The story behind 2Pac’s haunting ‘The 7 Day Theory’ cover: “I give Suge all the credit”

2Pac’s career was a short but extremely impactful one, and his music is still relevant to this day. The late legend was a revolutionary, and his socially conscious, anti-establishment material energised the culture. However, one of his most beloved projects was the posthumously released Makaveli album, also known as The Don Killuminati: The 7 Day Theory.

The album was distinct in several ways. Unlike many of his previous bodies of work, 2Pac’s 7 Day Theory was recorded and mixed in less than a month and released under the moniker Makaveli due to his admiration for the political ideologies expressed in Niccolò Machiavelli’s The Prince.

Another difference between Makaveli and 2Pac’s previous albums is that no photo of him was featured on the front of the project. Instead, Compton native Ronald “Riskie” Brent designed a haunting and eerie image of 2Pac nailed to a cross for a crucifixion.

Brent was only 24 when he drew the design for the album cover and was plucked from relative obscurity by Death Row CEO Suge Knight, who recruited Brent as one of the label’s in-house artists. That said, in an interview with Crack magazine, the artist spoke about the story behind the haunting illustration.

Brent unveiled that he got his start as a graffiti artist and was spotted by Suge Knight, disclosing, “I did graffiti and started airbrushing t-shirts at the Compton Swat Meet and people would pay me well to do their clothes. I developed a buzz around the city and it must have got Suge Knight’s attention.”

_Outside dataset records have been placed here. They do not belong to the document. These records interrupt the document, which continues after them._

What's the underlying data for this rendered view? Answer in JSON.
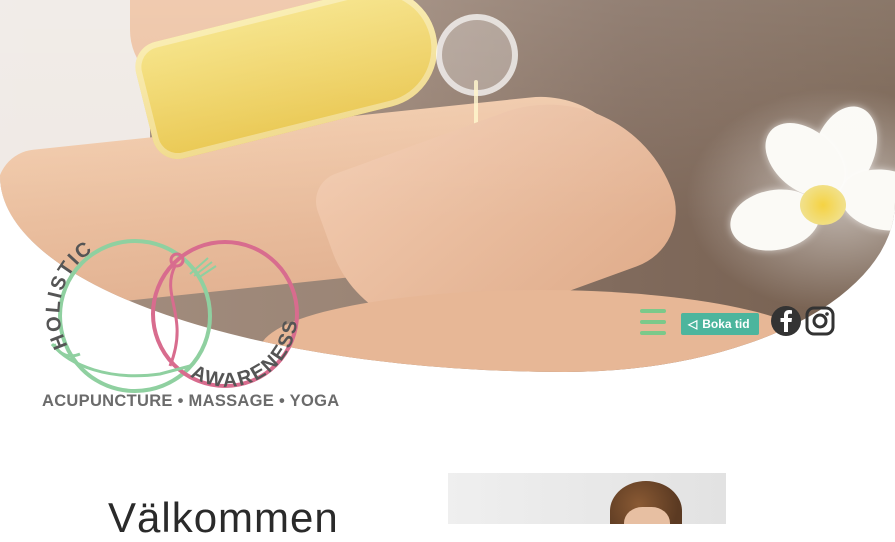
{
  "logo": {
    "word_left": "HOLISTIC",
    "word_right": "AWARENESS",
    "tagline": "ACUPUNCTURE • MASSAGE • YOGA"
  },
  "header": {
    "book_button_label": "Boka tid",
    "menu_icon": "hamburger-menu-icon",
    "social": [
      "facebook-icon",
      "instagram-icon"
    ]
  },
  "content": {
    "welcome_heading": "Välkommen"
  },
  "colors": {
    "accent_green": "#7bc98a",
    "button_teal": "#4cb59d",
    "logo_pink": "#d86c8e",
    "text_gray": "#6b6b6b"
  }
}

He continued, “I give Suge all the credit as he literally plucked me out of the streets and gave me a position at the biggest hip-hop label in the country. You gotta remember that nearly every member of the staff at Death Row was someone plucked from the ghetto! It was the very definition of a black-owned label; he gave opportunities to people who had nothing!”

The graffiti artist unveiled that he showed Suge Knight some of his 2Pac illustrations and that when the rapper himself saw them, he asked him to draw some “cartoons for the All Eyez On Me liner notes.” Concerning his involvement with the label, Brent told Crack, “I literally started as an in-house artist on Death Row the day Snoop Dogg got acquitted for murder [in 1993].”

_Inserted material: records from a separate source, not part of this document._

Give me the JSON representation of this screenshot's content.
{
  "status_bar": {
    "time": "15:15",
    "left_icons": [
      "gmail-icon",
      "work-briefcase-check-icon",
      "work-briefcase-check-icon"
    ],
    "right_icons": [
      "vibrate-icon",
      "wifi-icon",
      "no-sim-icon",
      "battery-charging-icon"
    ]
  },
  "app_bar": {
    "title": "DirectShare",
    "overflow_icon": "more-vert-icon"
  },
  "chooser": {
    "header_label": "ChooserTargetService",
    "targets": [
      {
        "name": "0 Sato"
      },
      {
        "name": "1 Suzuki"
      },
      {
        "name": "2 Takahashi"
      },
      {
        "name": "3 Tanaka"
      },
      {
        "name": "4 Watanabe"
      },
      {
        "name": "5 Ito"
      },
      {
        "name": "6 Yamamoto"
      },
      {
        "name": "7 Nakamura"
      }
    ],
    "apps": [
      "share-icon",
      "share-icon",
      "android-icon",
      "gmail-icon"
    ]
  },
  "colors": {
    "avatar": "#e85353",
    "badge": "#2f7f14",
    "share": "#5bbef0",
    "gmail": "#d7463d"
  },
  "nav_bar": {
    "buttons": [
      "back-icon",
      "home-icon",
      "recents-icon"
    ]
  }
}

When the topic of conversation turned to The Don Killuminati: The 7 Day Theory, Brent spoke about how 2Pac inspired the final image, stating, “Being in the studio with Tupac, he would speak a lot about feeling like he was being crucified by the media and being blamed for things that he didn’t have any control over. The concept [for the artwork] was all his, with the different cities on the cross showing he was the most hated wherever he would go.”

He concluded, “His crucifixion was supposed to be a statement about race and what it felt like to be young, rich and black in America. The 7 Day Theory was originally going to be this underground album; Pac predicted the rise of mixtapes and was only going to sell it only at the mom-and-pop stores. It only turned into a commercial album after he died.”